Rescue workers have uncovered a seventh body from a landslide that buried homes in a village near Norway's capital, police said Sunday, but hopes persist that three people still missing might yet be found alive.
The tragedy occurred early on December 30 when houses were destroyed and shifted hundreds of meters under a torrent of mud in the village of Ask, 25 kilometers northeast of Oslo.
Police spokesman Bjorn Christian Willersrud said they hoped to find more survivors in the landslide zone. "It is still a rescue operation until we decide otherwise," he said.
Earlier Sunday, the head of the rescue operation, Goran Syversen, said: "We are working hard in the depression created by the landslide.”

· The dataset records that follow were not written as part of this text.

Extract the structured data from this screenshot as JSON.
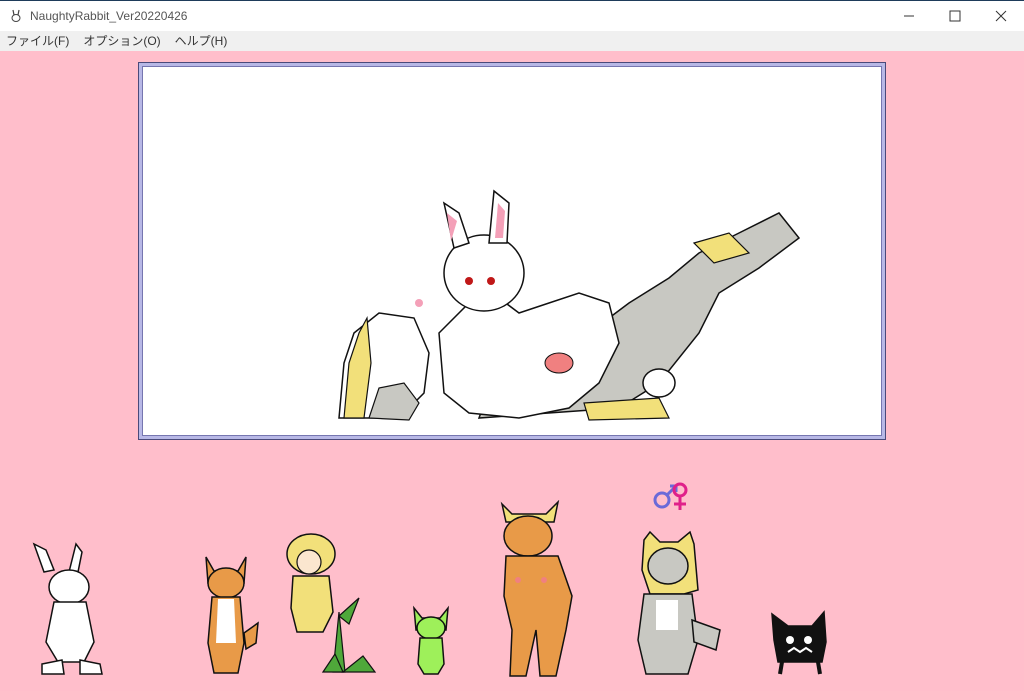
{
  "window": {
    "title": "NaughtyRabbit_Ver20220426",
    "icons": {
      "app": "rabbit-app-icon",
      "minimize": "minimize-icon",
      "maximize": "maximize-icon",
      "close": "close-icon"
    }
  },
  "menu": {
    "items": [
      {
        "label": "ファイル(F)"
      },
      {
        "label": "オプション(O)"
      },
      {
        "label": "ヘルプ(H)"
      }
    ]
  },
  "scene": {
    "description_icon": "scene-sprite"
  },
  "characters": [
    {
      "id": "white-rabbit",
      "icon": "white-rabbit-sprite"
    },
    {
      "id": "orange-cat",
      "icon": "orange-cat-sprite"
    },
    {
      "id": "sheep-plant",
      "icon": "sheep-plant-sprite"
    },
    {
      "id": "green-cat",
      "icon": "green-cat-sprite"
    },
    {
      "id": "cow",
      "icon": "cow-sprite"
    },
    {
      "id": "grey-wolf",
      "icon": "grey-wolf-sprite"
    },
    {
      "id": "black-shadow",
      "icon": "black-shadow-sprite"
    }
  ],
  "colors": {
    "background": "#ffbecb",
    "frame_border": "#b8b8e6",
    "menu_bg": "#f0f0f0",
    "gender_male": "#6a6ad8",
    "gender_female": "#e0208a"
  }
}
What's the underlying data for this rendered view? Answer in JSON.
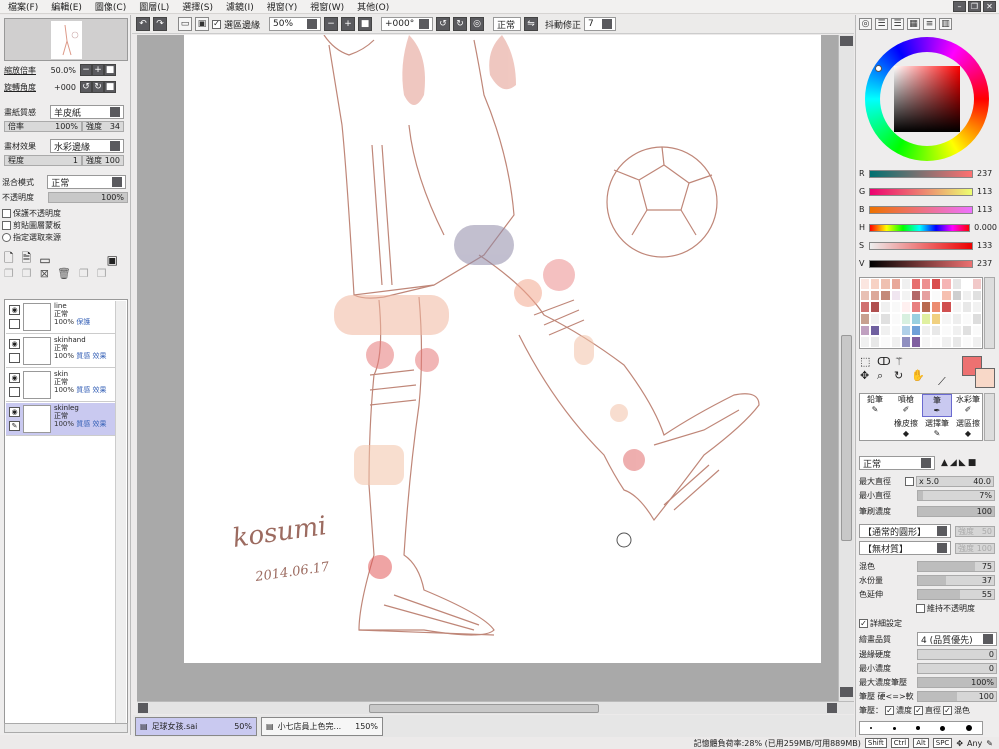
{
  "menu": [
    "檔案(F)",
    "編輯(E)",
    "圖像(C)",
    "圖層(L)",
    "選擇(S)",
    "濾鏡(I)",
    "視窗(Y)",
    "視窗(W)",
    "其他(O)"
  ],
  "toolbar": {
    "sel_edge_label": "選區邊緣",
    "zoom": "50%",
    "angle": "+000°",
    "mode": "正常",
    "stabilizer_label": "抖動修正",
    "stabilizer_value": "7"
  },
  "navigator": {
    "zoom_label": "縮放倍率",
    "zoom_value": "50.0%",
    "rotate_label": "旋轉角度",
    "rotate_value": "+000"
  },
  "paper": {
    "texture_label": "畫紙質感",
    "texture_value": "羊皮紙",
    "ratio_label": "倍率",
    "ratio_value": "100%",
    "strength_label": "強度",
    "strength_value": "34",
    "effect_label": "畫材效果",
    "effect_value": "水彩邊緣",
    "degree_label": "程度",
    "degree_value": "1",
    "effect_strength_label": "強度",
    "effect_strength_value": "100"
  },
  "blend": {
    "mode_label": "混合模式",
    "mode_value": "正常",
    "opacity_label": "不透明度",
    "opacity_value": "100%",
    "opt1": "保護不透明度",
    "opt2": "剪貼圖層蒙板",
    "opt3": "指定選取來源"
  },
  "layers": [
    {
      "name": "line",
      "mode": "正常",
      "opacity": "100%",
      "tag": "保護"
    },
    {
      "name": "skinhand",
      "mode": "正常",
      "opacity": "100%",
      "tag": "質感 效果"
    },
    {
      "name": "skin",
      "mode": "正常",
      "opacity": "100%",
      "tag": "質感 效果"
    },
    {
      "name": "skinleg",
      "mode": "正常",
      "opacity": "100%",
      "tag": "質感 效果"
    }
  ],
  "signature": {
    "name": "kosumi",
    "date": "2014.06.17"
  },
  "tabs": [
    {
      "name": "足球女孩.sai",
      "zoom": "50%"
    },
    {
      "name": "小七店員上色完...",
      "zoom": "150%"
    }
  ],
  "status": {
    "memory": "記憶體負荷率:28% (已用259MB/可用889MB)",
    "keys": [
      "Shift",
      "Ctrl",
      "Alt",
      "SPC"
    ],
    "any": "Any"
  },
  "color": {
    "r_label": "R",
    "r": "237",
    "g_label": "G",
    "g": "113",
    "b_label": "B",
    "b": "113",
    "h_label": "H",
    "h": "0.000",
    "s_label": "S",
    "s": "133",
    "v_label": "V",
    "v": "237",
    "current": "#ed7171",
    "secondary": "#f8d8c8"
  },
  "tools": [
    "鉛筆",
    "噴槍",
    "筆",
    "水彩筆",
    "橡皮擦",
    "選擇筆",
    "選區擦"
  ],
  "brush": {
    "mode": "正常",
    "max_size_label": "最大直徑",
    "max_size_mult": "x 5.0",
    "max_size_value": "40.0",
    "min_size_label": "最小直徑",
    "min_size_value": "7%",
    "density_label": "筆刷濃度",
    "density_value": "100",
    "shape1": "【通常的圓形】",
    "shape1_strength": "強度",
    "shape1_value": "50",
    "shape2": "【無材質】",
    "shape2_strength": "強度",
    "shape2_value": "100",
    "blend_label": "混色",
    "blend_value": "75",
    "water_label": "水份量",
    "water_value": "37",
    "extend_label": "色延伸",
    "extend_value": "55",
    "keep_opacity": "維持不透明度",
    "detail_label": "詳細設定",
    "quality_label": "繪畫品質",
    "quality_value": "4 (品質優先)",
    "edge_label": "邊緣硬度",
    "edge_value": "0",
    "min_density_label": "最小濃度",
    "min_density_value": "0",
    "max_pressure_label": "最大濃度筆壓",
    "max_pressure_value": "100%",
    "hardness_label": "筆壓 硬<=>軟",
    "hardness_value": "100",
    "pressure_label": "筆壓：",
    "p1": "濃度",
    "p2": "直徑",
    "p3": "混色"
  }
}
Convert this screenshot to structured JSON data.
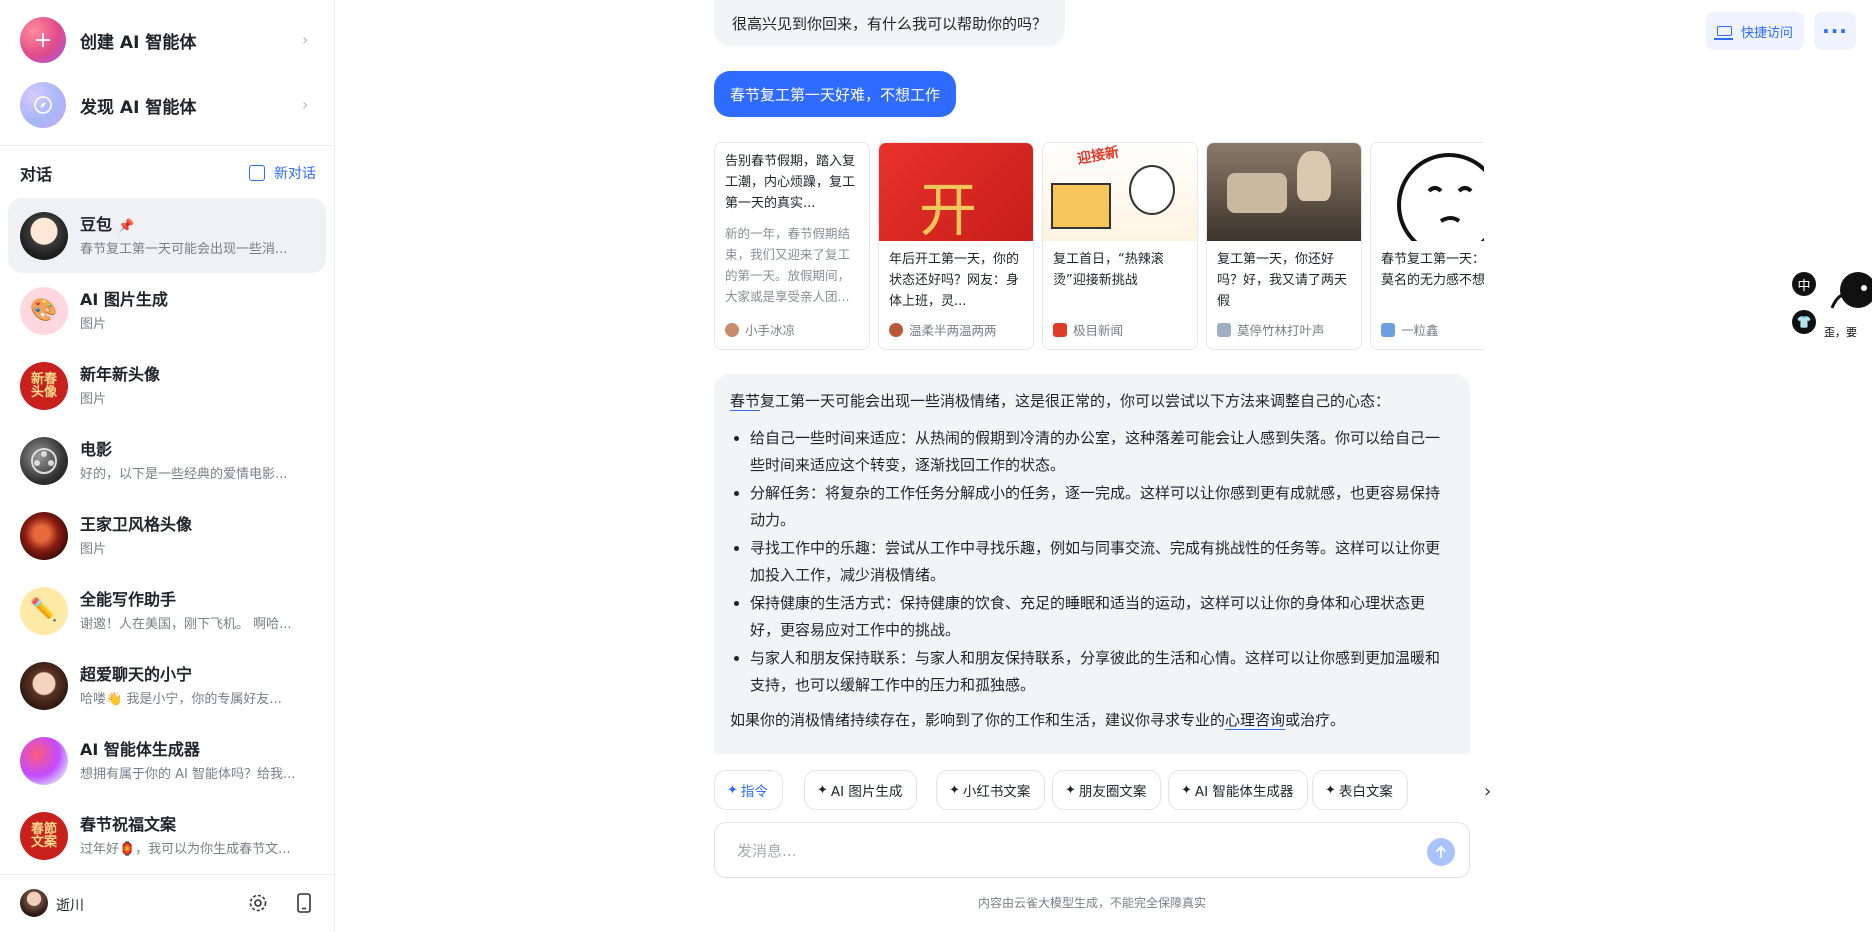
{
  "sidebar": {
    "create_label": "创建 AI 智能体",
    "discover_label": "发现 AI 智能体",
    "conversations_title": "对话",
    "new_conversation_label": "新对话",
    "items": [
      {
        "name": "豆包",
        "sub": "春节复工第一天可能会出现一些消...",
        "avatar_text": ""
      },
      {
        "name": "AI 图片生成",
        "sub": "图片",
        "avatar_text": ""
      },
      {
        "name": "新年新头像",
        "sub": "图片",
        "avatar_text": "新春头像"
      },
      {
        "name": "电影",
        "sub": "好的，以下是一些经典的爱情电影...",
        "avatar_text": ""
      },
      {
        "name": "王家卫风格头像",
        "sub": "图片",
        "avatar_text": ""
      },
      {
        "name": "全能写作助手",
        "sub": "谢邀！人在美国，刚下飞机。 啊哈...",
        "avatar_text": ""
      },
      {
        "name": "超爱聊天的小宁",
        "sub": "哈喽👋 我是小宁，你的专属好友...",
        "avatar_text": ""
      },
      {
        "name": "AI 智能体生成器",
        "sub": "想拥有属于你的 AI 智能体吗？给我...",
        "avatar_text": ""
      },
      {
        "name": "春节祝福文案",
        "sub": "过年好🏮，我可以为你生成春节文...",
        "avatar_text": "春節文案"
      }
    ],
    "user_name": "逝川"
  },
  "header": {
    "quick_access_label": "快捷访问",
    "more_label": "···"
  },
  "chat": {
    "ai_greeting": "很高兴见到你回来，有什么我可以帮助你的吗？",
    "user_message": "春节复工第一天好难，不想工作",
    "cards": [
      {
        "title": "告别春节假期，踏入复工潮，内心烦躁，复工第一天的真实...",
        "desc": "新的一年，春节假期结束，我们又迎来了复工的第一天。放假期间，大家或是享受亲人团...",
        "source": "小手冰凉",
        "img_caption": ""
      },
      {
        "title": "年后开工第一天，你的状态还好吗？网友：身体上班，灵...",
        "desc": "",
        "source": "温柔半两温两两",
        "img_caption": "开"
      },
      {
        "title": "复工首日，“热辣滚烫”迎接新挑战",
        "desc": "",
        "source": "极目新闻",
        "img_caption": "迎接新"
      },
      {
        "title": "复工第一天，你还好吗？好，我又请了两天假",
        "desc": "",
        "source": "莫停竹林打叶声",
        "img_caption": ""
      },
      {
        "title": "春节复工第一天：一种莫名的无力感不想上班!",
        "desc": "",
        "source": "一粒鑫",
        "img_caption": ""
      }
    ],
    "answer": {
      "intro_link": "春节",
      "intro_rest": "复工第一天可能会出现一些消极情绪，这是很正常的，你可以尝试以下方法来调整自己的心态：",
      "points": [
        "给自己一些时间来适应：从热闹的假期到冷清的办公室，这种落差可能会让人感到失落。你可以给自己一些时间来适应这个转变，逐渐找回工作的状态。",
        "分解任务：将复杂的工作任务分解成小的任务，逐一完成。这样可以让你感到更有成就感，也更容易保持动力。",
        "寻找工作中的乐趣：尝试从工作中寻找乐趣，例如与同事交流、完成有挑战性的任务等。这样可以让你更加投入工作，减少消极情绪。",
        "保持健康的生活方式：保持健康的饮食、充足的睡眠和适当的运动，这样可以让你的身体和心理状态更好，更容易应对工作中的挑战。",
        "与家人和朋友保持联系：与家人和朋友保持联系，分享彼此的生活和心情。这样可以让你感到更加温暖和支持，也可以缓解工作中的压力和孤独感。"
      ],
      "outro_before": "如果你的消极情绪持续存在，影响到了你的工作和生活，建议你寻求专业的",
      "outro_link": "心理咨询",
      "outro_after": "或治疗。"
    },
    "chips": [
      "指令",
      "AI 图片生成",
      "小红书文案",
      "朋友圈文案",
      "AI 智能体生成器",
      "表白文案"
    ],
    "input_placeholder": "发消息...",
    "disclaimer": "内容由云雀大模型生成，不能完全保障真实"
  },
  "floater": {
    "lang_badge": "中",
    "cartoon_caption": "歪，要"
  },
  "colors": {
    "accent": "#2f6bff",
    "bubble_bg": "#f3f4f6"
  }
}
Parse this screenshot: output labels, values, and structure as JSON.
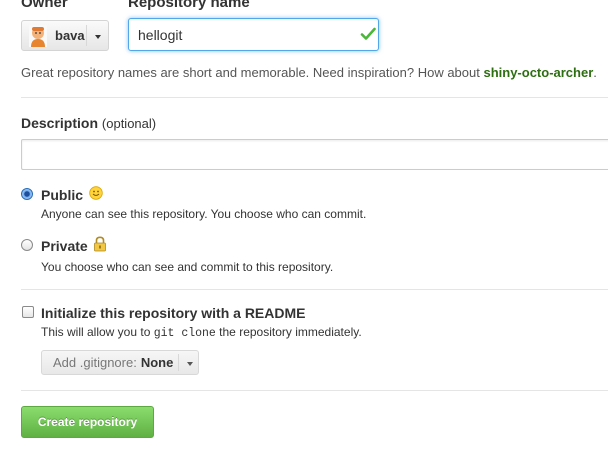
{
  "owner": {
    "label": "Owner",
    "selected": "bava",
    "avatar_icon": "user-avatar"
  },
  "repo_name": {
    "label": "Repository name",
    "value": "hellogit",
    "valid_icon": "check-icon"
  },
  "hint": {
    "text": "Great repository names are short and memorable. Need inspiration? How about ",
    "suggestion": "shiny-octo-archer",
    "end": "."
  },
  "description": {
    "label": "Description",
    "optional": "(optional)",
    "value": ""
  },
  "visibility": {
    "selected": "public",
    "public": {
      "title": "Public",
      "desc": "Anyone can see this repository. You choose who can commit.",
      "icon": "smiley-icon"
    },
    "private": {
      "title": "Private",
      "desc": "You choose who can see and commit to this repository.",
      "icon": "lock-icon"
    }
  },
  "init": {
    "checked": false,
    "title": "Initialize this repository with a README",
    "desc_before": "This will allow you to ",
    "desc_code": "git clone",
    "desc_after": " the repository immediately."
  },
  "gitignore": {
    "prefix": "Add .gitignore:",
    "value": "None"
  },
  "create_button": "Create repository",
  "colors": {
    "accent_blue": "#51a7e8",
    "suggestion_green": "#2d6e11",
    "create_green": "#60b044",
    "check_green": "#4bb63a"
  }
}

Police said the latest body was found near where two others had been recovered, but gave no further details. The teams, backed up by sniffer dogs, helicopters and drones, have now found three bodies on Sunday, one on Saturday and three on Friday.
So far, they have identified the body of the first person found on Friday as 31-year-old Eirik Gronolen. The identities of the others have not been released.
But police have published the names of all 10 people, including a two-year-old and a 13-year-old, who went missing on Wednesday.
Ten people were also injured in the landslide, including one seriously who was transferred to Oslo for treatment.
About 1,000 people of the town's population of 5,000 have been evacuated, because of fears for the safety of their homes as the land continues to move.
"It is a completely surreal and terrible situation," said one of the evacuees Olav Gjerdingen, adding that his family were sheltering at a hotel.
The rescuers received a visit Sunday from King Harald, his wife Sonja and Crown Prince Haakon, who lit candles for the victims in a local church.
"I'm having trouble finding something to say, because it's absolutely horrible," the king said after the visit.
"This terrible event impacts us all. I sympathize with you who are beginning the new year with sadness and uncertainty," he said in a televised statement.
The Norwegian Water Resources and Energy Directorate (NVE) said the disaster was a "quick clay slide" of approximately 300 by 800 meters (yards).
Quick clay is a sort of clay found in Norway and Sweden that can collapse and turn to fluid when overstressed.